A small-restaurant site that lets the food do the talking — and gets people to the door.
A real, deployable site built on the same stack we use for every customer. Open it in a new tab and click around — it's not a prototype.
- Food photography front and centre — for casual dining the photo is the menu, and the menu is the marketing.
- Order-online links to whoever you're using (Uber Eats, Menulog, your own ordering) prominent, not buried in a footer.
- Hours, location and a map every time someone scrolls — most visits are last-minute "where are they and are they still open" checks.
What does a casual restaurant website really need?
Casual dining websites have a different job from cafés. People aren't dropping in for a flat white — they're deciding between you and three other places for dinner tonight. The site is competing in that exact moment, on a phone, in someone's hand, in the ten seconds before they make up their mind.
That means the photography has to do most of the work. The example puts food first: hero shot of the signature dish, then a clean photo grid of the rest of the menu, then prices. No carousels, no auto-playing video, no fade-in animations that delay the food appearing. Just photos that make people hungry.

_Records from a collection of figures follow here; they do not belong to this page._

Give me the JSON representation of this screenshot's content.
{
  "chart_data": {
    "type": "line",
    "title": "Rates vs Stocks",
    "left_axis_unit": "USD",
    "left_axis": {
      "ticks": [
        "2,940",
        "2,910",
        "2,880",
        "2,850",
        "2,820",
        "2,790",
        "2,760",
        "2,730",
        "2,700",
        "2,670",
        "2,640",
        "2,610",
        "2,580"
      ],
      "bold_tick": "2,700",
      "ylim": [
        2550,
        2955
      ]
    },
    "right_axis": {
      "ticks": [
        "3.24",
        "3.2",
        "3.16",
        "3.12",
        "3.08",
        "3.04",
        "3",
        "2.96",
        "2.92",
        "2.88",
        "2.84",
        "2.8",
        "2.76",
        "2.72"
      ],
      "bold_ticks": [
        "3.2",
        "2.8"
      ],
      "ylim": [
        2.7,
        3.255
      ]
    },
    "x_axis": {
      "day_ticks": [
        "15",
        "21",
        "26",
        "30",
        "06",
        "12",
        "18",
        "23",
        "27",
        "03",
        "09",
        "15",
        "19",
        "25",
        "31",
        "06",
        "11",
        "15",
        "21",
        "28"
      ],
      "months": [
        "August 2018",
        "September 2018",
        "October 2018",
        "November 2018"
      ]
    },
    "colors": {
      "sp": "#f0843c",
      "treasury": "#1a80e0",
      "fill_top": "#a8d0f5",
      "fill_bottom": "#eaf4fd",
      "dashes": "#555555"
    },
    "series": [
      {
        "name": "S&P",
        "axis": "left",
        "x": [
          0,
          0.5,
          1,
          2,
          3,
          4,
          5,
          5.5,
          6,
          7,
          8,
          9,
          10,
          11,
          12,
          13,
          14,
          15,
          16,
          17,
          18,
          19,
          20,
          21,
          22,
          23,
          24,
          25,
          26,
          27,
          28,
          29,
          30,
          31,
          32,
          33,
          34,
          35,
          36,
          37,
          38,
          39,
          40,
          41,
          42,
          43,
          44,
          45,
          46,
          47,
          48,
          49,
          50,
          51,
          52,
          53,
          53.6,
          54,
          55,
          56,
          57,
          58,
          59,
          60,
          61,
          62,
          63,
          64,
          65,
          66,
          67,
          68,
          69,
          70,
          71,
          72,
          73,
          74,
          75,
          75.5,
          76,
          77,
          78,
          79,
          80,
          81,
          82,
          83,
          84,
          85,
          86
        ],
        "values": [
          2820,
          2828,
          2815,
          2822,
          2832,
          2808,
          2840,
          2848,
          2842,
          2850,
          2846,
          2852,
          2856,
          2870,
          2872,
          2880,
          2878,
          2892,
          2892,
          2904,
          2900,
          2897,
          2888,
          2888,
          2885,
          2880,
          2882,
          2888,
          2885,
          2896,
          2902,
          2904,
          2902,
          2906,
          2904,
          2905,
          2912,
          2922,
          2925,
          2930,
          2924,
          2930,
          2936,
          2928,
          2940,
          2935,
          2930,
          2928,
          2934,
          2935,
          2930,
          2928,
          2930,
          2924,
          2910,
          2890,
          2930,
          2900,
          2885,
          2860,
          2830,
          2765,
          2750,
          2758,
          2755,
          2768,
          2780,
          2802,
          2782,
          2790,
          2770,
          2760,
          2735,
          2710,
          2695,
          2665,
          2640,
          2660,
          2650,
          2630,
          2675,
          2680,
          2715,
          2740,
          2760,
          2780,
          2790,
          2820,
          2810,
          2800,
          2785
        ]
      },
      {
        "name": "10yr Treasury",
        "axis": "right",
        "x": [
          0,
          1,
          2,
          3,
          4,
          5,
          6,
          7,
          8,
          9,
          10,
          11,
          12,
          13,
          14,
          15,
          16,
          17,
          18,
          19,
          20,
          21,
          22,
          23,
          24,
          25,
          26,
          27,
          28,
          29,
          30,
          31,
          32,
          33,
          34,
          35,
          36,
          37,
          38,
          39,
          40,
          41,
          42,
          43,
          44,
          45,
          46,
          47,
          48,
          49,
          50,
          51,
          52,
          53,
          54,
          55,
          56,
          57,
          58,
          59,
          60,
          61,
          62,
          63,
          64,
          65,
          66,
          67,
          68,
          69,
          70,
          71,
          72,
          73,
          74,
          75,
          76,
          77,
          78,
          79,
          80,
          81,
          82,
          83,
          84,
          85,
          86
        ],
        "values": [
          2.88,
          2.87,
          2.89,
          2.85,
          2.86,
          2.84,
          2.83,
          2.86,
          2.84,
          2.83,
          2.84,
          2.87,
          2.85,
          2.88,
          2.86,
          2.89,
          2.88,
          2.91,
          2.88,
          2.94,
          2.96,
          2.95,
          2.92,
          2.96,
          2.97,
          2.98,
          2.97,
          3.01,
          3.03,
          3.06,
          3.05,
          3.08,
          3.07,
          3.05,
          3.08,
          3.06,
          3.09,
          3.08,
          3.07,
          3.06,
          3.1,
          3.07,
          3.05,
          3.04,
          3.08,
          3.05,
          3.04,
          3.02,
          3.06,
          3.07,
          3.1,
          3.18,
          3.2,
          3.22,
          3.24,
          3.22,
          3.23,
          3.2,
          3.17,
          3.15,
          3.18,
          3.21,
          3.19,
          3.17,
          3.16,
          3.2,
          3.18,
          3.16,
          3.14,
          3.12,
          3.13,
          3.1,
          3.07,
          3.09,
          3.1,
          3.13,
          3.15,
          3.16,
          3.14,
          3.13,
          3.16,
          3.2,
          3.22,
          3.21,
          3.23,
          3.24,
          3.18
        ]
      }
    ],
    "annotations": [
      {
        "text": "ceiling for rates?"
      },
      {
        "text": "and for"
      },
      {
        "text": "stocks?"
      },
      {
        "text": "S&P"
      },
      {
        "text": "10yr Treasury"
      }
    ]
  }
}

Second-most important: ordering. If you're on Uber Eats, Menulog, your own ordering platform, or all three — the buttons need to be loud and above the fold. The example treats 'Order online' as the primary CTA on every page and lets the visitor pick their preferred channel.
Third: where you are, when you're open. A surprising number of restaurant site visits are someone already walking towards you, checking they've got the address right and you haven't shut early. Hours and a map should never be more than one scroll away.